Par contre l'influence de l'Allemagne du Sud-Ouest ou de l'est de la France
imprègne certains gisements terrestres (185)
; faut-il imaginer deux courants, un venu de Suisse qui installe, entre autres,
les industries littorales et un plus occidental qui se répandrait ailleurs
? Une variante de ce faciès se dégage à la fin de cette période, reconnu sur
la céramique de quelques sites, dont l'origine se placerait plutôt dans le
centre-est de la France (186) et que j'appellerai
le faciès "bourguignon"
pour le séparer de celui, très typique, de Rhin-Suisse-France Orientale aux
affinités plus helvétiques et qui ne comporte pas les formes "bourguignones"
ni les rebords concaves.
Le métal
Qu'elle soit "terrestre" ou "lacustre" la métallurgie
de la phase moyenne diffère totalement de celle de la phase précédente tant
dans ses formes que par l'apparition d'outils nouveaux comme la hache à douille
(187), outil qui est rare en Europe moyenne ou en Suisse.
La composition du métal change aussi avec une partition en deux groupes :
celui, nouveau, avec plus d'impuretés (arsenic, antimoine, nickel suivant
le schéma Sb>As>Ni) provenant de l'utilisation des cuivres gris (fahlerz)
qui se poursuivra jusqu'à la fin de l'âge du Bronze et celui à faible teneur
d'impuretés (< 0,3%) qui ne diffère en rien du métal de la période précédente.
En l'absence d'analyses sur le matériel lacustre il est impossible d'aller
plus loin.
Le faciès Rhin-Suisse-France
Orientale
Le phénomène le plus spectaculaire
de cette période est la mise en place des premiers ateliers de fabrication
céramique et métallurgique sur les rives des lacs subalpins, dans des villages
dont l'agriculture (188) permettait leur autosuffisance.
Actuellement leur nombre n'atteint pas celui des stations suisses, encore
que les prospections d'A.Marguet et de ses collègues sur les lacs Léman
et du Bourget nous réservent des surprises.

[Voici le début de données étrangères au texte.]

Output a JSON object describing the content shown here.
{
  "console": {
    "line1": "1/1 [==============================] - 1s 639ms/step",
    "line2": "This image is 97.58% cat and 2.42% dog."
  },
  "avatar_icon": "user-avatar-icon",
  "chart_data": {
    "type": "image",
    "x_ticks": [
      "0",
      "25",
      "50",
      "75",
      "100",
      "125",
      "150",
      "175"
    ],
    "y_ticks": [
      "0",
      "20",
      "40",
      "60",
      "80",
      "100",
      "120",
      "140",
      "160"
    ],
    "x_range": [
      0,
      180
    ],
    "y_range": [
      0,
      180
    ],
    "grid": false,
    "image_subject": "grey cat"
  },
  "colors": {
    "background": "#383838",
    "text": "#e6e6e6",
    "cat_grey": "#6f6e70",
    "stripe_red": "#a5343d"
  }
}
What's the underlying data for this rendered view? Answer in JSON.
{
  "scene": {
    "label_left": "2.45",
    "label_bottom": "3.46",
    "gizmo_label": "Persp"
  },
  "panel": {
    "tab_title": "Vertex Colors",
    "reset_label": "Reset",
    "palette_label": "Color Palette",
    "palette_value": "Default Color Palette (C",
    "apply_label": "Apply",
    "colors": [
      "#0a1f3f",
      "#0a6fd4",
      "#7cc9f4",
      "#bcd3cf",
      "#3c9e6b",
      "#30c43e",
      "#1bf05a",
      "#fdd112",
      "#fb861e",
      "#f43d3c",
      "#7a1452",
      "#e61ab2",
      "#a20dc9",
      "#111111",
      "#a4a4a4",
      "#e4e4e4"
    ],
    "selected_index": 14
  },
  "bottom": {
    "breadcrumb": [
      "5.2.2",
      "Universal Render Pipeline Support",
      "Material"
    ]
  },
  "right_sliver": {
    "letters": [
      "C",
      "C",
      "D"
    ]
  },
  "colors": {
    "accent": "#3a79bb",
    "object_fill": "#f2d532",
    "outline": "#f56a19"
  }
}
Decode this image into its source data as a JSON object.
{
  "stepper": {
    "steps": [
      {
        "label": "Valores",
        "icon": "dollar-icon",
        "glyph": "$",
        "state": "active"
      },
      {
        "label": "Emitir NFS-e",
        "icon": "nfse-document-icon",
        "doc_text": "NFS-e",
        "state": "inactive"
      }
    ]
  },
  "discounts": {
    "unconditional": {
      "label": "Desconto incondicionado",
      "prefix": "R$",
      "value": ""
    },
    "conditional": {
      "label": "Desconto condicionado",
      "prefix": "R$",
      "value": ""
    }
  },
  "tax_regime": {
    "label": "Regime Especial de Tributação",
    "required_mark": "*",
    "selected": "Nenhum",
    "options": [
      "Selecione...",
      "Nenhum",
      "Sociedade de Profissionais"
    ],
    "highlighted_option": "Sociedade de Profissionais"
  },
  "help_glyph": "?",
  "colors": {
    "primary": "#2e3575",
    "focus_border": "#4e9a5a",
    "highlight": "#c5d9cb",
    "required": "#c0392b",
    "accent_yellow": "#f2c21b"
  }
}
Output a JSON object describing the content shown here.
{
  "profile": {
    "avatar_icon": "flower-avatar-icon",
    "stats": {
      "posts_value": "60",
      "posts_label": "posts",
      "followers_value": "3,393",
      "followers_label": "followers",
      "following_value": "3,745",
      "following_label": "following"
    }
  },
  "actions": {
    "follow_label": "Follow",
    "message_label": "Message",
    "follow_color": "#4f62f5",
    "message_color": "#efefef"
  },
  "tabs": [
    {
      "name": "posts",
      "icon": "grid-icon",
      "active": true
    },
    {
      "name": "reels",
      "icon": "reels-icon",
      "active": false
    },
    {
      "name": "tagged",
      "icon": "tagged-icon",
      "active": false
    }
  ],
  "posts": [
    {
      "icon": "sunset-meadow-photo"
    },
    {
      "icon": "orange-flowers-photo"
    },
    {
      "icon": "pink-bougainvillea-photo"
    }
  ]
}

Leurs productions de haches, de bracelets et d'épingles ou de céramique ne
supplanteront pas celles des ateliers locaux qui poursuivront leur activité.
La vaisselle fine de type Rhin-Suisse-France Orientale (189),
abondante dans les nécropoles à incinération et les
palafittes, est fabriquée suivant de nouvelles techniques qui affectent les
formes, les décors et la pâte qui est dure, au lustrage externe très soigné,
noir ou uniformément sombre, et cuite dans des fours où la température est
bien maîtrisée (190).
C'est la période qui a vu l'art de la céramique non tournée atteindre son
apogée, apogée liée directement au faciès R.S.F.O. et qui disparaîtra avec
lui. A partir de cette époque la céramique sera façonnée soit dans des ateliers
spécialisés, lacustres ou non, soit artisanalement dans les familles : ceci
donnera deux qualités distinctes de produits, les formes étant le plus souvent
communes avec une gamme de décors plus restreinte et une cuisson moins bien
maîtrisée hors des ateliers (191).
Le faciès R.S.F.O. est illustré dans plusieurs stations littorales (192) où le matériel récolté n'est pas en rapport avec l'étendue supposée des sites ; nous possédons seulement ce qui a été ramassé en surface au siècle dernier et les couches profondes ont très rarement été atteintes comme le montrent les sondages récents de Conjux et de Tougues (193).
Les habitats terrestres
bien documentés sont encore rares (194)
ainsi que les bronzes (195). Pour les haches
à ailerons ou à douille je serai
aussi indécis que les chercheurs suisses qui ne peuvent pas dégager clairement,
dans leur abondant matériel, de séries évolutives spécifiques à chacune des
deux dernières phases du Bronze final ; ceci interdit de classer les pièces
sans contexte, cas trop fréquent. Toutefois les rares haches à ailerons subterminaux
(196) sont probablement à placer à cette
phase.
Nous verrons plus loin
les quelques nécropoles de cet âge, mais il ne faut pas s'attendre à trouver
dans les sépultures le reflet typologique exact des habitats jugés contemporains.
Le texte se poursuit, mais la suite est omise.